Swimming With Dolphins
By Adrian Oktenberg
The Bucknell Series in Contemporary Poetry
When Aphrodite rises from the sea to touch her fingertip to Sappho’s hand in “The Creation” – the first poem in Swimming with Dolphins – the world begins. From this startling and inventive recasting of creation, Adrian Oktenberg sets the tone for her second collection. An intelligent sensuality pulses through these poems of love and loss – marvelously present in the fullness of pleasure, equally present in moments of crushing grief. The poet refuses to make small any suffering, whether it is personal, as in matters of erotic or familial love, or historical and political, as in her poems on the Argentine “disappeared” and the McCarthyite period in the United States. She finds that “after plain, plenitude comes.” “Swimming with Dolphins,” the major long poem which is the centerpiece of the books, is a bold exploration of erotic possibilities between women and, at the same time, a lush evocation of the natural world. In profound ways, this book opens our senses and affirms the regenerative power of life and love, even in the face of personal or historical catastrophe.
The Ten Lights of God
Afaa Michael Weaver
2000
The Bucknell Series in Contemporary Poetry
The Ten Lights of God is a series of eighty-one poems in which Afaa Michael Weaver explores the metaphysics of human consciousness. Influenced by the Language poetry of writers such as Keith Waldrop, Anne Marie Waldrop, and Peter Gale Nelson, the poet weaves the energy of his concern for the lives of African/black men into a tapestry of the Jewish kabbalah with its notion of the body and the life of God being comprised of ten sefirot or lights. The vatic reach of these poems is contexualized in notions of the human interior as its own universe, seeking life and death themselves as the bridges to the unknowable. Weaver seeks to travel the interior of lyricism itself, the nakedness of human consciousness and its own nervous arrangement, which we know as language.

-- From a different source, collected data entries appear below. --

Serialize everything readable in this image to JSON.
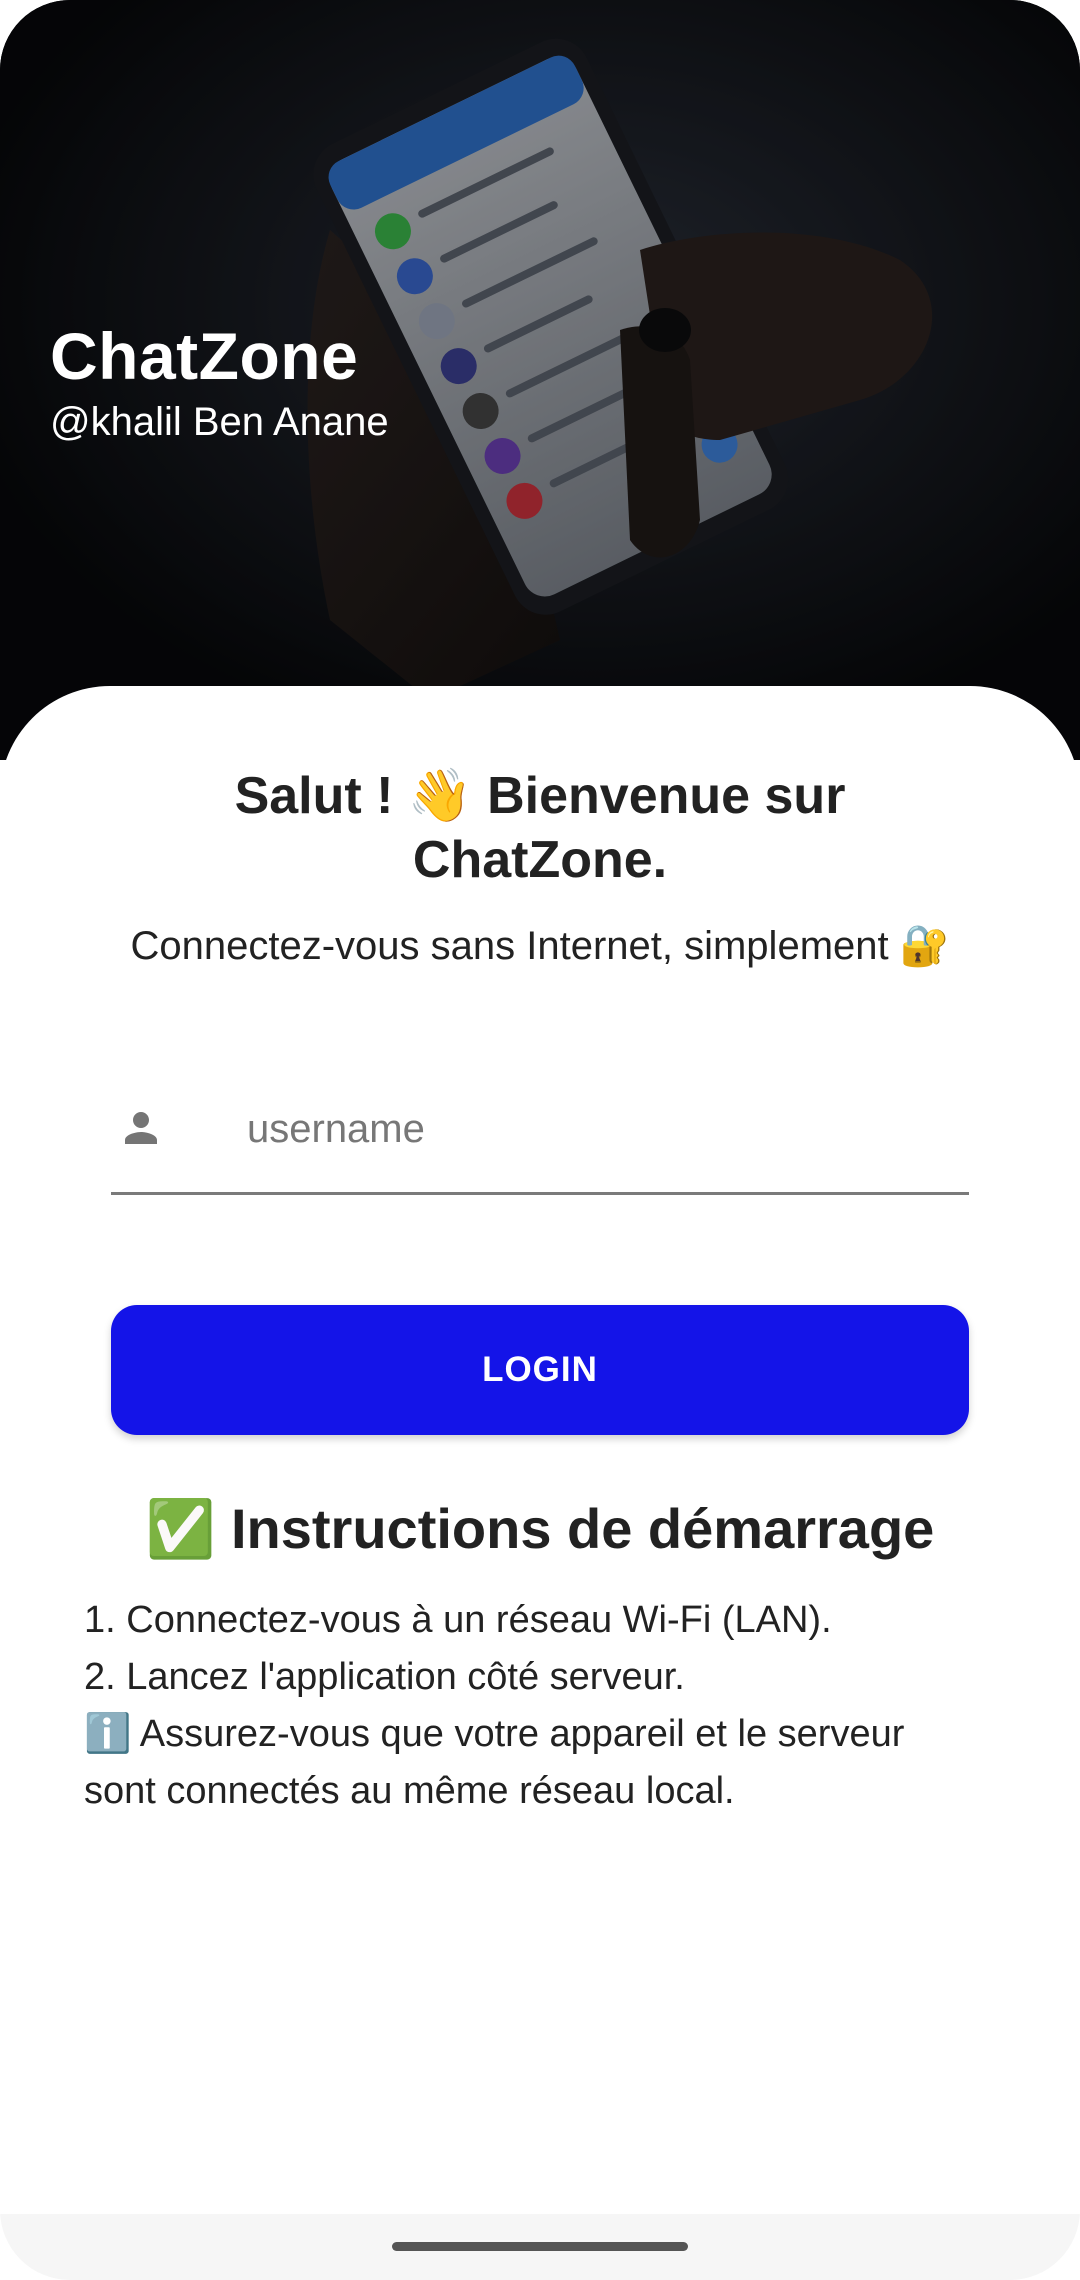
{
  "hero": {
    "title": "ChatZone",
    "subtitle": "@khalil Ben Anane"
  },
  "welcome": {
    "title": "Salut ! 👋 Bienvenue sur ChatZone.",
    "tagline": "Connectez-vous sans Internet, simplement 🔐"
  },
  "form": {
    "username_placeholder": "username",
    "username_value": "",
    "username_icon": "person-icon",
    "login_label": "LOGIN"
  },
  "instructions": {
    "title": "✅ Instructions de démarrage",
    "items": [
      "1. Connectez-vous à un réseau Wi-Fi (LAN).",
      "2. Lancez l'application côté serveur.",
      "ℹ️ Assurez-vous que votre appareil et le serveur sont connectés au même réseau local."
    ]
  },
  "colors": {
    "accent": "#1414e8",
    "hero_background": "#0b0c0f",
    "text": "#222222"
  }
}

Irish Poems: From Cromwell to the Famine
A Miscellany
Joan Keefe
When Irish as a literary and vernacular language died out almost completely after the famine of the 1840s, the existence of a large body of poetry was forgotten, buried in obscure and indecipherable manuscripts. It is certain that a considerable portion was lost, although some poems that had passed into oral tradition, often anonymously, were preserved in folksong. Folklore was also the medium through which fragmentary legends, concerning the poems themselves, lingered. Half a century later a new generation of scholars rediscovered the neglected literature and their labors of transcribing and translating lead to an accessible material that became one of the mainsprings of the two major cultural movements of modern Ireland, the Irish Literary Revival and the Irish Language Revival.
Joan Keefe here presents her new versions of poems that come from the time when the great tradition of Irish poetry, as it had been known for a thousand years, was being brought to an end.